Entre los escombros y las baldosas enfangadas de la casa de Francisca, una de las vecinas de Sant Llorenç afectadas por las inundaciones en el Levant de Mallorca, brillan dos objetos: un marco dorado con la foto de una de sus hijas con el traje de comunión y otro con un retrato antiguo de su madre.

Relacionadas

La casa de esta "madona", que está situada a solo una manzana del Torrente de'n Bagura de Saumà, ha sido una de las más perjudicadas por las intensas lluvias que se registraron el pasado martes en la isla más concurrida del país y que han dejado a su paso al menos 12 fallecidos.

"Podríamos estar mucho peor, hay gente que no ha tenido tanta suerte como nosotros", dice Francisca mientras agradece tener un primer piso en el que pudo refugiarse con su marido y observa con tristeza el panorama que tiene a su alrededor: el suelo lleno de fango, algunas puertas rotas, ropa mojada, enchufes rotos.

Los trajes limpios y las camisas radiantes de seis hombres bien arreglados, que van directos hacia Francisca, irrumpen en la oscuridad de la casa, que además de sucia sigue aún sin electricidad y desprende un olor a humedad que molesta a la propietaria del inmueble.

A estos enviados de los seguros particulares se han sumado hoy 34 técnicos que el Govern ha puesto a disposición de los residentes de la zona para evaluar los daños materiales que han sufrido los vecinos y hacer así una valoración para las ayudas gubernamentales que aliviarán a los afectados.

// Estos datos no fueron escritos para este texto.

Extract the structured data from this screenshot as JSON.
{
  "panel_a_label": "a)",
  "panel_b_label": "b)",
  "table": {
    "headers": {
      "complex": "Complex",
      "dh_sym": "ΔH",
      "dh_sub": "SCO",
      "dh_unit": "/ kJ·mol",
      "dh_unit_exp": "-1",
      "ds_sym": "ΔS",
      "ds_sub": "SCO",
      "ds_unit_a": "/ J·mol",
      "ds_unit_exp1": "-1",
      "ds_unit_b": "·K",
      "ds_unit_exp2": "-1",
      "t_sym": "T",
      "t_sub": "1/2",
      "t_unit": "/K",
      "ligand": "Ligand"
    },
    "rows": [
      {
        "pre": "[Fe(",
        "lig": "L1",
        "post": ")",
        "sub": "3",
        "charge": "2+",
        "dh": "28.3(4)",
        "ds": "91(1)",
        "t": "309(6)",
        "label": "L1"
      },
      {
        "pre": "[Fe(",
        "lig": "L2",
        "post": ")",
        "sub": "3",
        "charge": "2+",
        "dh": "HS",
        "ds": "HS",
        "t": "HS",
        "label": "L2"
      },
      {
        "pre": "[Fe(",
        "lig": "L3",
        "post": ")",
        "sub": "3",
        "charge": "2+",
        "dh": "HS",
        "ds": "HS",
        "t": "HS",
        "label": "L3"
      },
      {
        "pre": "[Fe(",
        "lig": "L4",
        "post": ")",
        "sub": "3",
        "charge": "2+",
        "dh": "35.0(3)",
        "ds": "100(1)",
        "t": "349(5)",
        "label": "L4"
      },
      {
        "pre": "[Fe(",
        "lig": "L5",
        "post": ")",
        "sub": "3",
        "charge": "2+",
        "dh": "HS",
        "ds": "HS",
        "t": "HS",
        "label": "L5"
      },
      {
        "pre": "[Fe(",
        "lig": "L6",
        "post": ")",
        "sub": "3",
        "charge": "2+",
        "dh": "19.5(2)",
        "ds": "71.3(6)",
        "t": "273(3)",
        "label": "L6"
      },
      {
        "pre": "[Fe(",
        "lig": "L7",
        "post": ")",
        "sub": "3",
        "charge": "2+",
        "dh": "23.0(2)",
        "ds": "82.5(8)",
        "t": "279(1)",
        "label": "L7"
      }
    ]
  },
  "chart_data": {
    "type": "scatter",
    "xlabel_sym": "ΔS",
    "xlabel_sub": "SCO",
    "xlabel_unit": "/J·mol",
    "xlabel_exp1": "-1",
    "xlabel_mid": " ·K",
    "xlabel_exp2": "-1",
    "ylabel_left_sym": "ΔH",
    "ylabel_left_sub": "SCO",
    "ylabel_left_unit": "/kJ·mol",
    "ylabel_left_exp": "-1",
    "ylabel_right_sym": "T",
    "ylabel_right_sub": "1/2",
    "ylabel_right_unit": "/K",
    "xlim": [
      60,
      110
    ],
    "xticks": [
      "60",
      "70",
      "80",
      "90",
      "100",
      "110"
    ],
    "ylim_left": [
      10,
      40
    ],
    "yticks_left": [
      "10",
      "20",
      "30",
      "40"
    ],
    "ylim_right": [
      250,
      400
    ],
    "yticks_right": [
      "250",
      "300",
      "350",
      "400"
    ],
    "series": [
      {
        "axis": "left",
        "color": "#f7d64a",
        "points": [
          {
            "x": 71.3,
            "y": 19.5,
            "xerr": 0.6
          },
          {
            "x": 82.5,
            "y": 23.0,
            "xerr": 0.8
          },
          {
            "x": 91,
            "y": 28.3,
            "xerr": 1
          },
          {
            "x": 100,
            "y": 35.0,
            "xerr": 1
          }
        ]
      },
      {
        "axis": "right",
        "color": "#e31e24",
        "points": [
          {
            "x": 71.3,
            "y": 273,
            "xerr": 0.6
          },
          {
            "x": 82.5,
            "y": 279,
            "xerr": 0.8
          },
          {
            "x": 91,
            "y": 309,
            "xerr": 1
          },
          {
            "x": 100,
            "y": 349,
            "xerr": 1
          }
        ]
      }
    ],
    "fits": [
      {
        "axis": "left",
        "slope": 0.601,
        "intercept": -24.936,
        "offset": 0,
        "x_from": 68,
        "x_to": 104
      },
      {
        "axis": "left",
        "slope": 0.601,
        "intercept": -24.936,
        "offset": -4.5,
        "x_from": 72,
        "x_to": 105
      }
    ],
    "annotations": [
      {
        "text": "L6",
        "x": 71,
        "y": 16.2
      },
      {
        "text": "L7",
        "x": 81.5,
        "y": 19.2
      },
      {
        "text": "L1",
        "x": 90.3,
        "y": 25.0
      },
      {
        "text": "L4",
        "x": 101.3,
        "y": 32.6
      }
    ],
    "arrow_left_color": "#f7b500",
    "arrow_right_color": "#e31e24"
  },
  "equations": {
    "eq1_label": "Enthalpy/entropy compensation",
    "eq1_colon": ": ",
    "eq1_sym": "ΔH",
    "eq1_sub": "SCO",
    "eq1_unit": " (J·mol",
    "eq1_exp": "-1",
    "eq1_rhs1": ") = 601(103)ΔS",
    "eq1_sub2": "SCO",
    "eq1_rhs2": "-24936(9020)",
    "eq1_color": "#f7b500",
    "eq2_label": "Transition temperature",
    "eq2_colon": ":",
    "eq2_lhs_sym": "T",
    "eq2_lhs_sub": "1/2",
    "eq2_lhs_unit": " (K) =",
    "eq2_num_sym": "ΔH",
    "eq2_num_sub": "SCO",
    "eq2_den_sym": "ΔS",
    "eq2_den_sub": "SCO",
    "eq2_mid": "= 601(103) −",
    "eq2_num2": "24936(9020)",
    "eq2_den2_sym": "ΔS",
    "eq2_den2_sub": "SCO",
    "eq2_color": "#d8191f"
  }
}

Mientras habla con los técnicos, Francisca apenas puede evitar contener las lágrimas y repite varias veces que el agua le llegó a cubrir la cabeza: "Estaba en la cocina y el agua me llegaba hasta aquí", dice mientras se coloca el dedo índice sobre la nariz y mira al fondo de la casa, donde se encuentra la cocina, que tiene un desnivel.

Ahora que la tormenta ha amainado, los afectados se aferran a la ayuda de los cientos de voluntarios que durante estos días no han parado de llegar al municipio y se abrazan con amigos y familiares mientras miran al futuro con esperanza y dan las gracias una y otra vez a la suerte por no tener que lamentarse de daños mayores.

En la casa de Francisca hay una quincena de personas ayudando: en el corral hay unas seis limpiando utensilios de cocina y muebles y dentro de la casa hay otros nueve ayudantes arreglando la instalación eléctrica, quitando el barro de las baldosas y de las paredes y sacando agua con una fregona a la calle.

"¡Ya funciona! Volvemos a tener electricidad", celebra la propietaria tras subir los plomos de la corriente con éxito mientras por la puerta aparece su nieta, de unos ocho años, con una botas de agua rojas que tiñen de color el marrón de las baldosas enfangadas.

Francisca intenta distraer a su nieta de tanto desastre, le pregunta qué va a comer, si ha visto a sus primos y le acerca un bote lleno de tijeras de colores que una voluntaria acaba de limpiar.

La pequeña, consciente de la gravedad de lo ocurrido, mira la casa, ahora más limpia que al inicio de la mañana, y le dice a una joven voluntaria que sigue sacando agua de la planta baja: "No parece la misma casa, la estáis dejando muy limpia".

En la calle, la gente no para. "¡Uno, dos y tres!", gritan al unísono unas 15 personas que conducen el agua con escobas hacia el alcantarillado. "¿Queréis hamburguesas?", pregunta una mujer que lleva una bolsa llena de comida. "¿Por aquí necesitáis agua?, inquieren varios voluntarios que van casa por casa.

Aunque el 112 alertaba de que se había sobrepasado el número de voluntarios necesarios, los vecinos agradecen la ayuda y los servicios de emergencia celebran que la organización, finalmente, ha sido efectiva.

Terminada la jornada mañanera, esta "madona" se abraza a dos de las voluntarias y, entre lágrimas, les da las gracias por haberle limpiado una de las habitaciones que da a la calle y haberla ayudado a sacar los restos de barro y agua que quedaban en la planta baja: "Jamás sabré como agradecéroslo, ojalá os lo pudiera devolver", dice Francisca.

Ante la atenta mirada del resto de ayudantes, muchos de ellos familiares, una de las voluntarias le asegura: "Cuando todo pase y deje de salir el agua que han filtrado las baldosas, volveremos a untarle las puertas". Francisca no puede evitar sonreír y añade: "Por favor, volved a visitarnos".

Los "eternos" kilómetros que hasta hace poco separaban Sant Llorenç de municipios como Llucmajor o Algaida, que han organizado autobuses para desplazar voluntarios hasta la zona Cero, se han convertido desde el martes pasado en un agradecimiento "eterno" a todos aquellos que han colaborado en agilizar las tareas.